17 : Perdebatan

197 14 14
                                    

Lukamu tak akan pernah sembuh jika kau masih bermusuhan dengan masa lalu. Memang, kuakui, melupakan tidak lah mudah. Namun, jangan kaucoba itu. Cobalah untuk merelakan. Karena sejatinya, penawar rasa sakit itu sendiri ialah rela dan ikhlas.
-Bukan Imamku.

***

"Assalamualaikum," kuberi salam begitu sampai di dalam rumah.

"Waalaikumsalam," suara Azka dari ruang tv sana.

Aku menghela napas begitu mendapatinya. Teringat akan kejadian di resto kemarin.

Sejak kejadian satu hari yang lalu itu, Azka berbeda. Tidak lagi sibuk melakukan sesuatu hanya untuk meraih perhatianku seperti sebelumnya.

Kadang kala ia hanya menanyakan, "Udah makan?."

Yah, seperti biasa. Namun, kali ini sudah tidak ada lagi pernyataan bahwa dia sudah menyiapkan santapan untuk kami makan bersama di meja petak tempat biasa aku dan dia datangi ketika perut sudah dilanda rasa lapar.

"Aku beli nasi padang tadi. Ada di bawah tudung. Makan aja."

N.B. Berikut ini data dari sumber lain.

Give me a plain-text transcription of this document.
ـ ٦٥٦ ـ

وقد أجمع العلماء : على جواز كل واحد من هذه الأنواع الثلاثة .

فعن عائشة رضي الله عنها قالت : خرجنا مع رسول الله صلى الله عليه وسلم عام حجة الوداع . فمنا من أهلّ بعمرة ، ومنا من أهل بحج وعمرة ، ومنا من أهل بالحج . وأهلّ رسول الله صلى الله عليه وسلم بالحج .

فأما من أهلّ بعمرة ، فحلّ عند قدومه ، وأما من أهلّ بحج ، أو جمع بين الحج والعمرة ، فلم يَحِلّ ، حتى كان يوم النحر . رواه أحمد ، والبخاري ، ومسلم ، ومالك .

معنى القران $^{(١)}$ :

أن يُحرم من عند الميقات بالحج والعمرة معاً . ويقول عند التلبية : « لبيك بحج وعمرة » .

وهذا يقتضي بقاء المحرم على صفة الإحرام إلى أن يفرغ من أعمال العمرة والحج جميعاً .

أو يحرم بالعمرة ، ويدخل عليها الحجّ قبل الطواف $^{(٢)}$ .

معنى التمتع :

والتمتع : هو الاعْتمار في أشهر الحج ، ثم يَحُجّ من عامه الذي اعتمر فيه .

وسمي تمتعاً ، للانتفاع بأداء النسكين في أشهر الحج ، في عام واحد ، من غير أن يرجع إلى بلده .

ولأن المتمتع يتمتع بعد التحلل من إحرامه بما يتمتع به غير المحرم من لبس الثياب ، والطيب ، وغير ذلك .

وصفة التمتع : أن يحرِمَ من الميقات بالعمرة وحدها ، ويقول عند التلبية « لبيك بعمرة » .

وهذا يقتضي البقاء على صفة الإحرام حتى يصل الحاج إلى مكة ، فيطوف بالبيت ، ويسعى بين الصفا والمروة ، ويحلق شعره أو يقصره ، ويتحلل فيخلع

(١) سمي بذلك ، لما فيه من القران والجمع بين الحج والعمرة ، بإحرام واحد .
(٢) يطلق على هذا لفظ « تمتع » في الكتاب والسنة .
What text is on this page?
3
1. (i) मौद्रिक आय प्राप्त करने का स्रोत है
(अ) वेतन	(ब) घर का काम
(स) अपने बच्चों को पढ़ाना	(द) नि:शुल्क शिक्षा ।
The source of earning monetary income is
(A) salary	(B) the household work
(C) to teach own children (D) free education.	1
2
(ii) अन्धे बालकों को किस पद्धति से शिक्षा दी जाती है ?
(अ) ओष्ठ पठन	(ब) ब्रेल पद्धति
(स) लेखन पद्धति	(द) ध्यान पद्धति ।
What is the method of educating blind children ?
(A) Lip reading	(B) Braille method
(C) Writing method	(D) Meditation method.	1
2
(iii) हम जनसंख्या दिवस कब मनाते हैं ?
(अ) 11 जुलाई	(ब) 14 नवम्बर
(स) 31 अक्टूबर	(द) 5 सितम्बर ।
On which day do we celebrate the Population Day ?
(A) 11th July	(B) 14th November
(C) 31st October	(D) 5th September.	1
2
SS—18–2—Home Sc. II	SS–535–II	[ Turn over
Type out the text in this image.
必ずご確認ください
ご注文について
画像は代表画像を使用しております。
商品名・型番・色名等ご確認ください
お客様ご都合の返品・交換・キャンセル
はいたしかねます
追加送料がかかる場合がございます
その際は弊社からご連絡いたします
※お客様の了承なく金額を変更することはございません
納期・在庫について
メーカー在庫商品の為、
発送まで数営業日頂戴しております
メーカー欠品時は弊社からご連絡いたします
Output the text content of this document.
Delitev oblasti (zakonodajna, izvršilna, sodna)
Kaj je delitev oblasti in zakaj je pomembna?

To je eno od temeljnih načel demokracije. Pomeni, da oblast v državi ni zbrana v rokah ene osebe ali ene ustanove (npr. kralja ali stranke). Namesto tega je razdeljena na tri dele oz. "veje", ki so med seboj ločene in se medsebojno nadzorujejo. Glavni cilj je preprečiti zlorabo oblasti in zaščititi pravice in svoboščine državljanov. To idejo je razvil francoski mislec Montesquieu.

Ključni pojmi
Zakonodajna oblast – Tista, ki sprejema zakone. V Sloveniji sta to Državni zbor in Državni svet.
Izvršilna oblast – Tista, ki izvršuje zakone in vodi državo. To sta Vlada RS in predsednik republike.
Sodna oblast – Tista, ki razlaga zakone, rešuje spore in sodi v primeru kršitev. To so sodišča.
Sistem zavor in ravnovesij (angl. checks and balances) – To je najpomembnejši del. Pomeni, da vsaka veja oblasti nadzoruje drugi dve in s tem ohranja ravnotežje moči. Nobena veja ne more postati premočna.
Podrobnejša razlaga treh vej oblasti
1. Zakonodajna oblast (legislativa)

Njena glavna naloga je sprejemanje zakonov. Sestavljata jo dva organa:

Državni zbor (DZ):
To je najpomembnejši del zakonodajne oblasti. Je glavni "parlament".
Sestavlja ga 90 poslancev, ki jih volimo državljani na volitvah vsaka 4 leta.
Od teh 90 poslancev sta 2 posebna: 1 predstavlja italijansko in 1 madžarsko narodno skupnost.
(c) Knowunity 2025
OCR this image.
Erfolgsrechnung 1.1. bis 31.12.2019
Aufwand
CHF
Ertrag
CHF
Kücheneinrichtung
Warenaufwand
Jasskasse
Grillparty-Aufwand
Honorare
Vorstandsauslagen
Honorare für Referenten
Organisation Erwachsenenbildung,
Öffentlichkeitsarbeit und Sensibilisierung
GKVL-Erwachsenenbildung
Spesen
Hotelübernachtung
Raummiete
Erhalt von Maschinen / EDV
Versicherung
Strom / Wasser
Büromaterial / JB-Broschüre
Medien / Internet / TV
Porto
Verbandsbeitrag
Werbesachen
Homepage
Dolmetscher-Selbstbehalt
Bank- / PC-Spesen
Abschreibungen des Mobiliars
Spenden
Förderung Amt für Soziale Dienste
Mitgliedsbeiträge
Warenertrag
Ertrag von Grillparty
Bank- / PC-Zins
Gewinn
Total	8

Langkahku yang hampir mendekati kamar terhenti ketika mendengar kalimat itu.

Lantas kutolehkan kepala untuk merespons perkataannya, "Iya. Nanti aku makan ... makasih."

Dan aku mulai melangkah yang lagi-lagi terhenti karena interupsi dari lelaki yang tengah mendudukkan dirinya di sofa.

"Nifa."

Aku hanya bergumam sebagai respons.

Azka bangkit dan mulai berjalan ke arahku.

"Yang kemarin itu siapa?," tanyanya dengan tatapan ... entah kenapa aku mendapati panacaran sorot kelelahan di sana.

Dan juga aneh. Mengapa hal itu baru ia tanyakan sekarang.

"Teman," jawabku tidak sepenuhnya berbohong.

Alfin bukan kekasih walau aku dan dia menjalin kedekatan. Kami hanya menunggu. Entahlah. Alfin sedang mencoba berkomitmen atas hubungan ini. Oleh karena itu, akan tepat jika dinamakan hubungan tanpa status.

"Teman?," dia mengulangi kata tersebut dengan intonasi yang berbeda.

"Iya. Kenapa?," kubalik pertanyaannya.

"Kamu sadar kan, Nifa? Yang kamu lakuin itu salah. Nggak ada pernyataan yang membolehkan seorang istri duduk sama lelaki lain tanpa sepengetahuan suami..."

"Dan aku, nggak pernah liat teman yang kamu maksud itu selain Friska dan Izzah. Iya, 'kan? Kalian bukan teman...," lanjutnya.

"Jadi, maksud kamu apa? Kalau aku sama dia memang punya hubungan yang lebih dari teman, terus gimana sama kamu yang udah ngelakuin-."

"Cukup..." dia memungkas kalimatku.

Dan aku hanya bisa membuang napas kasar karena hampir saja kelepasan dalam berbicara. Yah, kuakui memang selalu seperti itu. Namun, ini berbeda. Aku sadar dengan apa yang telah kuperbuat. Sehingga amarah dapat teredam oleh rasa bersalah.

"Bisa nggak sekali kamu menghargai aku sebagai suami? Andai bisa berbagi, maka aku bakal berbagi apa yang aku rasain sekarang ini sama kamu, Nifa. Lelah tubuh ternyata memang nggak sebanding sama lelah di dalam sini," dia menunjuk tepat di depan dadanya.

Aku menarik napas dalam untuk mengeluarkan semua yang ada dalam hatiku walau saat ini rasa itu nyaris luluh oleh kata-kata yang dilontarkan Azka.

"Kamu sakit hati selama ini sama aku? Kalau gitu maaf. Kita bisa cerai kok. Ini juga demi kebaikan aku dan kamu," sambil menatap tepat ke iris cokelat terang itu.